CONGO-BRAZZAVILLE : Formation du gouvernement alors que le dictateur a l'esprit au Pôle financier du Parquet de Nanterre

Le dictateur a décidé de faire passer de 38 à 35 membres, le nombre de ministres d'un gouvernement dont la direction est confiée, à nouveau, à Clément Mouamba. Afriqueeducation.com l'avait annoncé alors même qu'il venait de présenter sa démission, en disant qu'il allait être reconduit. Le président congolais ne rate aucune publication de votre groupe de presse préféré. Il adore tellement lire ses écrits qu'il a, déjà, cherché à plusieurs reprises à le tuer. Sans succès malheureusement pour lui et heureusement pour nous. Dieu veille sur Afrique Education !
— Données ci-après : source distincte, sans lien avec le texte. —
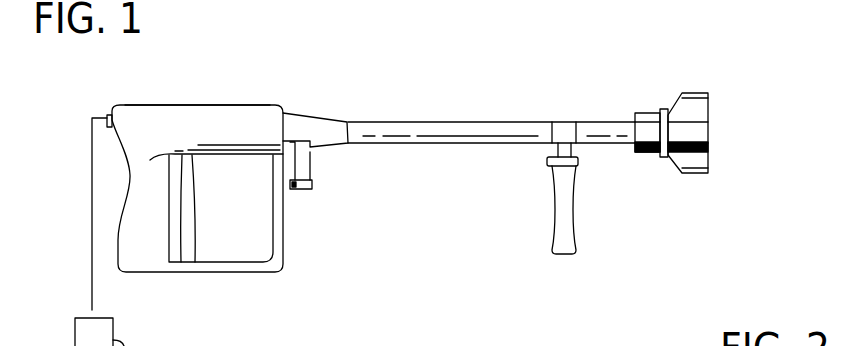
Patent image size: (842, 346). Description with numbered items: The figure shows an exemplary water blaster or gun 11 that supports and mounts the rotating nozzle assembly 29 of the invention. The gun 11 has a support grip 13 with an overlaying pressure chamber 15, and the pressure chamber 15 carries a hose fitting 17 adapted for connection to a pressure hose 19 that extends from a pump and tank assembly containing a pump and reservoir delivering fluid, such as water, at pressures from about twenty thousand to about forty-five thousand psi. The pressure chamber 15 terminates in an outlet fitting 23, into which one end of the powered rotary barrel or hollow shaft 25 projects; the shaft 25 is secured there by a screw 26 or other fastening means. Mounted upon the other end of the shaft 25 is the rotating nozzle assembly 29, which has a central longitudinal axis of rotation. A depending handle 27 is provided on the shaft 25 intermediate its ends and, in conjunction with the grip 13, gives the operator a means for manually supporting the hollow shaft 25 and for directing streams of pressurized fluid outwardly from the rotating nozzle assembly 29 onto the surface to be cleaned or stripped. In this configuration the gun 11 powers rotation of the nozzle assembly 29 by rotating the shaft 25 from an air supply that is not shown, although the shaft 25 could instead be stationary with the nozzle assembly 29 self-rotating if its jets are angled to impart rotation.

The water blaster or gun 11 is at (485, 92).
The support grip 13 is at (158, 262).
The pressure chamber 15 is at (217, 108).
The hose fitting 17 is at (108, 118).
The pressure hose 19 is at (93, 283).
The outlet fitting 23 is at (317, 114).
The powered rotary barrel or hollow shaft 25 is at (482, 143).
The screw 26 is at (300, 189).
The depending handle 27 is at (548, 252).
The rotating nozzle assembly 29 is at (693, 88).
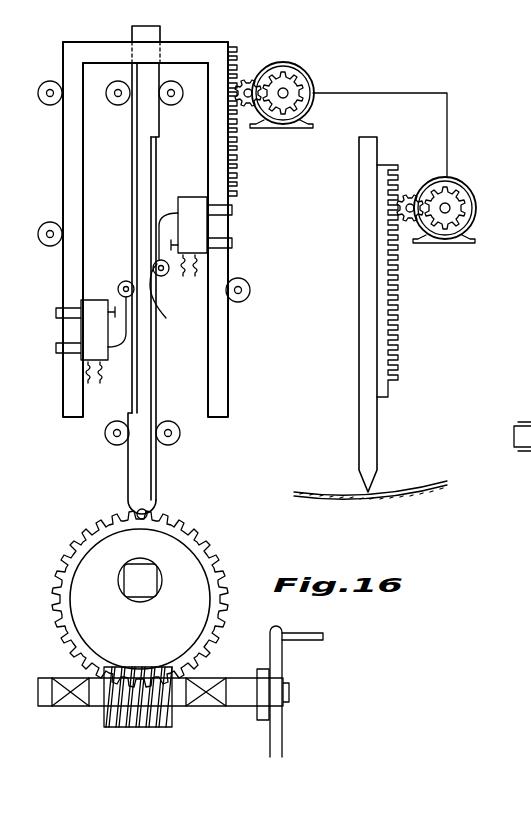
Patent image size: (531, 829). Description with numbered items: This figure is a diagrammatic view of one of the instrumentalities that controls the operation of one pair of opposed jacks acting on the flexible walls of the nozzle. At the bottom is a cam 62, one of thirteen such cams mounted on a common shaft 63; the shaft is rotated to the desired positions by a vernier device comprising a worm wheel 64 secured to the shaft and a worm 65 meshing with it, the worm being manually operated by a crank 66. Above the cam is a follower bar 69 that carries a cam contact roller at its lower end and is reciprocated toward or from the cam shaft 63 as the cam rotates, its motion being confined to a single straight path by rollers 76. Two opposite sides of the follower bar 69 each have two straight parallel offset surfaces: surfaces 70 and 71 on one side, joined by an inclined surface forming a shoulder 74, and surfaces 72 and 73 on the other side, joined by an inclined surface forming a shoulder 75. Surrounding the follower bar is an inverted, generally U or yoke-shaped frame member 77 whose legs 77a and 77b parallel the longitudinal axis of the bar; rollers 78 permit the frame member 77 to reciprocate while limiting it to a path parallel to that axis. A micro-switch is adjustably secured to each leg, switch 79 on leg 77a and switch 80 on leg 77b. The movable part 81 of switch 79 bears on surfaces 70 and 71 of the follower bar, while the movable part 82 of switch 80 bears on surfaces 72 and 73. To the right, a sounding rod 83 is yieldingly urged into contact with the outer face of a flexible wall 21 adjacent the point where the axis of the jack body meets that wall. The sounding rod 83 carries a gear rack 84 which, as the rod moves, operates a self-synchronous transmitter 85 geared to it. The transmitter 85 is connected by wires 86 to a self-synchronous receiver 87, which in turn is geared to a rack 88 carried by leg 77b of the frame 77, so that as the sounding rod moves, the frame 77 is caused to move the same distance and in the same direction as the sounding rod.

The flexible wall 21 is at (423, 492).
The cam 62 is at (208, 590).
The common shaft 63 is at (138, 588).
The worm wheel 64 is at (58, 578).
The worm 65 is at (130, 722).
The crank 66 is at (323, 637).
The follower bar 69 is at (152, 30).
The offset surface 70 is at (132, 182).
The offset surface 71 is at (132, 390).
The offset surface 72 is at (152, 190).
The offset surface 73 is at (156, 395).
The shoulder 74 is at (134, 283).
The shoulder 75 is at (173, 268).
The rollers 76 is at (114, 104).
The frame member 77 is at (87, 42).
The leg 77a is at (63, 142).
The leg 77b is at (228, 380).
The rollers 78 is at (42, 100).
The micro-switch 79 is at (85, 341).
The micro-switch 80 is at (201, 236).
The movable part 81 is at (118, 286).
The movable part 82 is at (165, 276).
The sounding rod 83 is at (367, 348).
The gear rack 84 is at (397, 368).
The self-synchronous transmitter 85 is at (478, 218).
The wires 86 is at (418, 93).
The self-synchronous receiver 87 is at (313, 84).
The rack 88 is at (236, 172).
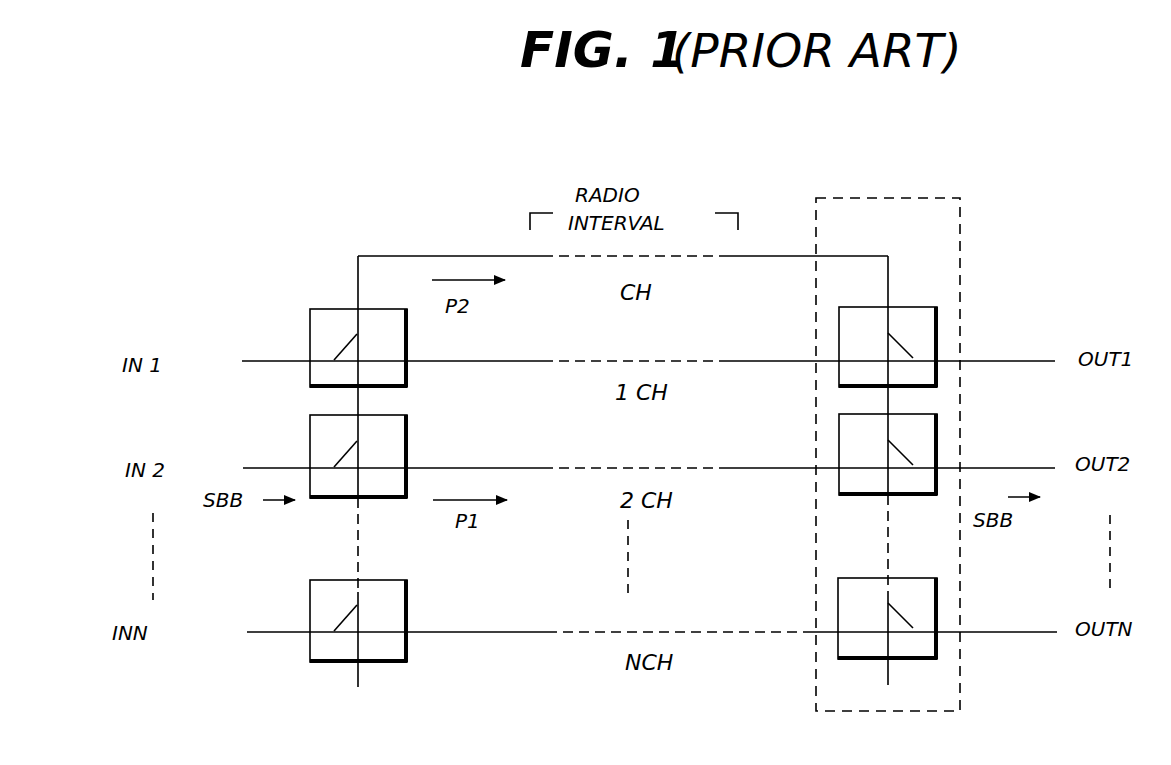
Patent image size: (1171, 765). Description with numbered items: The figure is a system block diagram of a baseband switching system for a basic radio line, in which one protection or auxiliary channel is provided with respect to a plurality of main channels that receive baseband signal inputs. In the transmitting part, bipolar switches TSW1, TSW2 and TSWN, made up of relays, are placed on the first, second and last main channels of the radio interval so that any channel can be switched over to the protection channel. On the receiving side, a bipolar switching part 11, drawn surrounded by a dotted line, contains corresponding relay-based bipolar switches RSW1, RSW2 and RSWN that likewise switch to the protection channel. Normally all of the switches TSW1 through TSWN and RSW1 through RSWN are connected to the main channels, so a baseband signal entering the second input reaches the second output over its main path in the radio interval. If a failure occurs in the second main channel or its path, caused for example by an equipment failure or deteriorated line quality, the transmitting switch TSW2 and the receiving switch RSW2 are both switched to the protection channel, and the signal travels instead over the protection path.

The bipolar switching part 11 is at (838, 194).
The bipolar switch TSW1 is at (337, 307).
The bipolar switch TSW2 is at (322, 415).
The bipolar switch TSWN is at (312, 592).
The bipolar switch RSW1 is at (937, 322).
The bipolar switch RSW2 is at (937, 437).
The bipolar switch RSWN is at (937, 598).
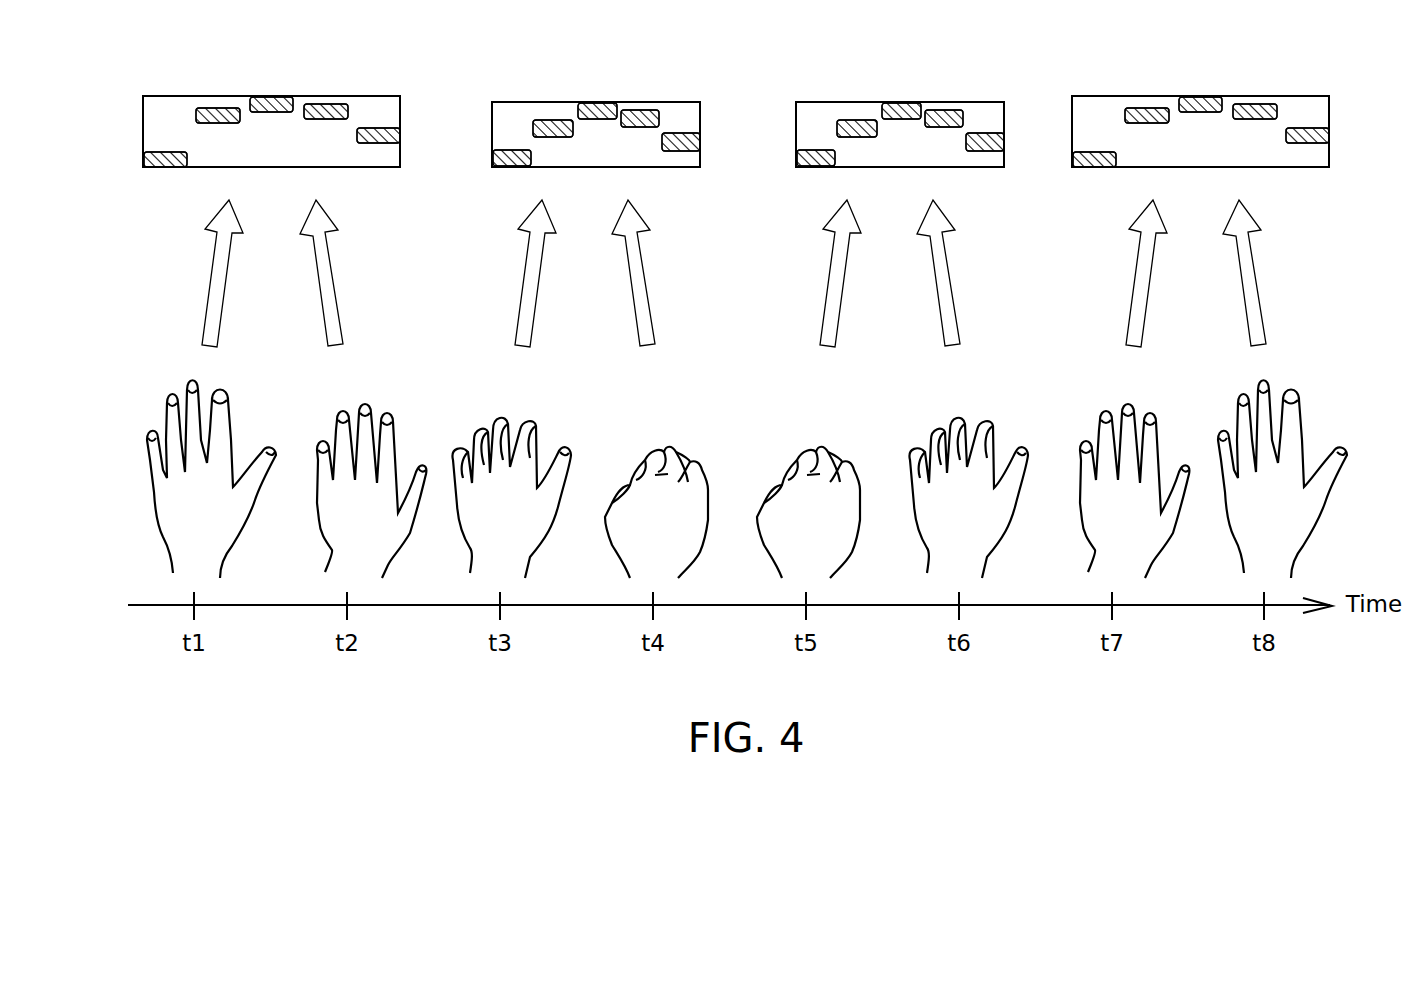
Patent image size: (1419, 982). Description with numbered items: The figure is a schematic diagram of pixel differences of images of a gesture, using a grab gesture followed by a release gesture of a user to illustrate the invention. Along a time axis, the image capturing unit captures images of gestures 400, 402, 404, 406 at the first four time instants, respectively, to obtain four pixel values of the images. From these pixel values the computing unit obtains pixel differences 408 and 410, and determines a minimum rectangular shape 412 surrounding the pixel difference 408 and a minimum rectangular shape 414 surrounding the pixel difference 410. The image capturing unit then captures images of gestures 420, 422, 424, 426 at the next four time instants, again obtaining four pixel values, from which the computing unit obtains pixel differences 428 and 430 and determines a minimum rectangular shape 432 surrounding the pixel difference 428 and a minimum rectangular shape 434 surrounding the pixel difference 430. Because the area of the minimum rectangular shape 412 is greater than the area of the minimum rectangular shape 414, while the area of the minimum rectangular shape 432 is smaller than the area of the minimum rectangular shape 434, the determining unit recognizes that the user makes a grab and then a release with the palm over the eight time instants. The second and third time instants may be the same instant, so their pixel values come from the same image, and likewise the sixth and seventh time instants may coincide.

The gesture 400 is at (242, 437).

Si les ministères clés des Finances, de la Défense, de l’Intérieur, du Plan, des Grands travaux, ne changent pas de titulaire, au nom de la continuité gouvernementale, le dictateur concentre son esprit ailleurs, en région parisienne, où son fils, Denis Christel (notre photo), est en « observation » auprès des juges financiers, depuis, quelques jours, avec un bracelet électronique dans le bras, pour ne pas quitter, ni vu ni connu, le territoire français. C'est une affaire qui le met de très mauvaise humeur. En attendant que ses avocats trouvent une solution.

Economiste de formation, ancien banquier, Clément Mouamba doit, maintenant, faire œuvre de compétence pour limiter les effets du prochain programme avec le FMI, qui risque d'être, particulièrement, anti-social : 117% de la dette par rapport au PIB, ce n'est pas de nature à tranquilliser le dictateur, qui est appelé à former un autre gouvernement, après le dialogue avec son opposition, qu'on lui demande. En effet, le FMI et la France, souhaitent un gouvernement d'union nationale, comme gage de succès de ce futur programme. Le dictateur, lui, n'en veut pas car il redoute certains opposants qui ne sont pas prêts à le ménager dans le cadre d'un dialogue. Déjà affaibli par la crise financière, par la malgouvernance qui a fait évaporer 15.000 milliards de F CFA d'économie en dix ans, par la défaite de son armée dans le Pool, par la justice française qui commence à l'humilier, par le FMI qui va lui imposer des conditionnalités difficilement acceptables, il ne voudrait pas subir une ultime humiliation venant de son opposition qu'il a toujours méprisée et malmenée (en mettant ses ténors en prison). Voilà où se situent actuellement les enjeux.